“True,” he answered. “But I felt unusually out of sorts yesterday, and thought it would make no difference to Mr. Barbary whether I came to-day or to-morrow.”
His voice had a musical ring; his manner was open and honest. He might be Pointz Barbary’s nephew by marriage, but I am sure he was not by nature.
“They’ll fall in love with one another, those two; you’ll see,” said Tod to me as we went home. “Did you mark his pleased face when he spoke to her, Johnny—and how she blushed?”
“Oh, come, Tod! they tell me I am fanciful. What are you?”
“Not fanciful with your fancies, lad. As to you, Mr. Don”—turning to the dog, which had done nothing but growl while we stood before Barbary’s gate, “unless you mend your manners, you shall not come out again. What ails you, sir, to-day?”
II
If love springs out of companionship, why then, little wonder that it found its way into Caramel Cottage. They were with each other pretty nearly all day and every day, that young man and that young woman; and so—what else was to be expected?

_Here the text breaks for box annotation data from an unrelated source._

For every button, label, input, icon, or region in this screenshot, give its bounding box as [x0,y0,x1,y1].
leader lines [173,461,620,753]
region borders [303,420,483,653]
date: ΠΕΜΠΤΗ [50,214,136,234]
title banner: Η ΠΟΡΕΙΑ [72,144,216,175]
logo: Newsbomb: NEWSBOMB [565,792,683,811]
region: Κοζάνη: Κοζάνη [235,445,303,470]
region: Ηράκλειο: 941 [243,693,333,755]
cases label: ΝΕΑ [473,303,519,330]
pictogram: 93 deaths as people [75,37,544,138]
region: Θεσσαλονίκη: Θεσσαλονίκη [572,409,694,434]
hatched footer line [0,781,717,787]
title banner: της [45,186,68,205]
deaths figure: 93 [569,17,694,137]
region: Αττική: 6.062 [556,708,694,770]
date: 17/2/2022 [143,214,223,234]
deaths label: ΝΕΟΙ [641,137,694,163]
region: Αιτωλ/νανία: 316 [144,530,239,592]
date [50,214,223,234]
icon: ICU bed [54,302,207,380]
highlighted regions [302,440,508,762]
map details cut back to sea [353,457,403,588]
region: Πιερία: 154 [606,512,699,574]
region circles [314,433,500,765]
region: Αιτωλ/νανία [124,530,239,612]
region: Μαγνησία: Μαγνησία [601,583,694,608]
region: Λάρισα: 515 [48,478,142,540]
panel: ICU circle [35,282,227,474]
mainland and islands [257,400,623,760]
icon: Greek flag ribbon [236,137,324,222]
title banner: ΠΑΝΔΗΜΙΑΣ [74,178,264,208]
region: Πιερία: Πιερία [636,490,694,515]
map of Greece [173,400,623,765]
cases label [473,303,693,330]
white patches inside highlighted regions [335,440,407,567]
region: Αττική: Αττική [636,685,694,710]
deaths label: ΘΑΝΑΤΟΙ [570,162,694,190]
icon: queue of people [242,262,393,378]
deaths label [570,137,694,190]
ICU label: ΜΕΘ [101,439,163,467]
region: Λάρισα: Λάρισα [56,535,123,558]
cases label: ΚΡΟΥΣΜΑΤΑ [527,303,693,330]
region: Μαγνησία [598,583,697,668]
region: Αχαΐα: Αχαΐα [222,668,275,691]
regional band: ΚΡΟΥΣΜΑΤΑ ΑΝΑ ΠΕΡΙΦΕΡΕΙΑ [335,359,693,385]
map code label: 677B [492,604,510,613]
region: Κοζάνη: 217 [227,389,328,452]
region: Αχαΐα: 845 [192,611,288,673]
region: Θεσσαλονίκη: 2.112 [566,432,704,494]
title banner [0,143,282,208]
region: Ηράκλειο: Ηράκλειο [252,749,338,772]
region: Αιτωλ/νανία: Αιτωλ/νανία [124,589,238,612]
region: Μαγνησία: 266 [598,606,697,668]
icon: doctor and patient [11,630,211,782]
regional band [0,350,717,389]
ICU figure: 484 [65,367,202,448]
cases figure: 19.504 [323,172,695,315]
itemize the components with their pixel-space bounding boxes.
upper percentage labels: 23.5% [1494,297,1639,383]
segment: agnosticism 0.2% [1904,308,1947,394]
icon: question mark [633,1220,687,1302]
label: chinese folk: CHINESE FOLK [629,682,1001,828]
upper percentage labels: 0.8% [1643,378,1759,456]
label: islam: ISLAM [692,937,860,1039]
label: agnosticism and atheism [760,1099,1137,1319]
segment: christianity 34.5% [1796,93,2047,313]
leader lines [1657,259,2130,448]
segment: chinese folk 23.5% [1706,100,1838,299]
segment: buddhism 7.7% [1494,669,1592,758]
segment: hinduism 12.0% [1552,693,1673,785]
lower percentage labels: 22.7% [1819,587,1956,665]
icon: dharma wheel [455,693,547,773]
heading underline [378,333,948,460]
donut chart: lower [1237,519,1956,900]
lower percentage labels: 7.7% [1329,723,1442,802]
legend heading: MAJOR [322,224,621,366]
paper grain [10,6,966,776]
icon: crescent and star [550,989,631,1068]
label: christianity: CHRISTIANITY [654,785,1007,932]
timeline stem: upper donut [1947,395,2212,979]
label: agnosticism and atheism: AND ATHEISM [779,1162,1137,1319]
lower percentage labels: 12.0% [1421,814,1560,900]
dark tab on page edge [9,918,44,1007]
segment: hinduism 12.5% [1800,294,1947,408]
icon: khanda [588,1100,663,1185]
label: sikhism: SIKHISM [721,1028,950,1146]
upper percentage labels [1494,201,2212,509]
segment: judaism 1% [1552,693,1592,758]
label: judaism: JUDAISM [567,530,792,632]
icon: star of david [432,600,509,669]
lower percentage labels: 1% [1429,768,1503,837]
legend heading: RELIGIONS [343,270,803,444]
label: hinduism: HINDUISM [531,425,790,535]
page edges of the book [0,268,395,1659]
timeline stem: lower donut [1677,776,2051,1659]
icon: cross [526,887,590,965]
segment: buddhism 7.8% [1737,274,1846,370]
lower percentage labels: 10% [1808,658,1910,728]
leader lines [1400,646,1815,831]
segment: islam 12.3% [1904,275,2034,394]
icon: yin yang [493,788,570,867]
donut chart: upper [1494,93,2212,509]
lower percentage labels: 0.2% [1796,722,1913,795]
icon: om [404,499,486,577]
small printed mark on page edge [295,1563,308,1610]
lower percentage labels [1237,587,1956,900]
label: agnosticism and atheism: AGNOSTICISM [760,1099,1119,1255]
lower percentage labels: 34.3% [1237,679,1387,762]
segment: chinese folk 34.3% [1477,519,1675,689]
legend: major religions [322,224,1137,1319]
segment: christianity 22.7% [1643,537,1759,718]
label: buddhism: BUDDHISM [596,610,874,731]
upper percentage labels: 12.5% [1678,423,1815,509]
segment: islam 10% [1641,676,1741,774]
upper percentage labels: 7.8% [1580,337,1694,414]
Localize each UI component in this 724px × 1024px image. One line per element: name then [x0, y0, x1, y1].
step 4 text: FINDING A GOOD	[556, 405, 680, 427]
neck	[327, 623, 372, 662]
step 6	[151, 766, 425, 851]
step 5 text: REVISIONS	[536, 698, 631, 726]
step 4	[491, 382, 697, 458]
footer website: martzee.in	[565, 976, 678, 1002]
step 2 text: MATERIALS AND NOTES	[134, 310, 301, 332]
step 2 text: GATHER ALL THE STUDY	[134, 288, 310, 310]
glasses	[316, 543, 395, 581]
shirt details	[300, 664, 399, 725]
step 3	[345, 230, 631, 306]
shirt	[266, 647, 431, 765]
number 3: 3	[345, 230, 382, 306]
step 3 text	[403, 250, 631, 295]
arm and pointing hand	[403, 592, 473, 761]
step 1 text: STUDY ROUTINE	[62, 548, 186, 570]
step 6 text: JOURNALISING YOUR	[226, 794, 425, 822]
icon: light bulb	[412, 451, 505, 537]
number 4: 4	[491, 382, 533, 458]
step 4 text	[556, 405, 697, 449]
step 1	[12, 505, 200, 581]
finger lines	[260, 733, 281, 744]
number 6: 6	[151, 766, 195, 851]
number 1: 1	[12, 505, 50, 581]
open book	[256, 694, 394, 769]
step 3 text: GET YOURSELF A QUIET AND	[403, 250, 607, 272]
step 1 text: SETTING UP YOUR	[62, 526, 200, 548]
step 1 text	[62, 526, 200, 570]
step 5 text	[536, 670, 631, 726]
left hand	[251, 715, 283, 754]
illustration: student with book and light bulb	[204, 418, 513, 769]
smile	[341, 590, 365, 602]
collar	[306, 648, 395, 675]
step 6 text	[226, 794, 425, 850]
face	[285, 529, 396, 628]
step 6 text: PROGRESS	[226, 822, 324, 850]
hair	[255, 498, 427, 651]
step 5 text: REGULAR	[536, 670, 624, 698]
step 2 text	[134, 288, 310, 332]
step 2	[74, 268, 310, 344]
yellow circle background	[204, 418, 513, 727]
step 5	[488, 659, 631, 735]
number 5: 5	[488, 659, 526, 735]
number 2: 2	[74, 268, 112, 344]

“We must try and get you strong again,” said Mr. Barbary to his guest, who at first, amidst other adverse symptoms, could eat nothing. No matter what dainty little dish old Joan prepared, Mr. Reste turned from it.
Mr. Barbary had taken to old Joan with the house. A little, dark, active woman, she, with bright eyes and a mob-cap of muslin. She was sixty years old; quick, capable, simple and kindly. We don’t get many such servants now-a-days. One defect Joan had—deafness. When a voice was close to her, it was all right; at a distance she could not hear it at all.
“How long is it that you have been ailing, Cousin Edgar?” asked Miss Barbary, one day when they were sitting together.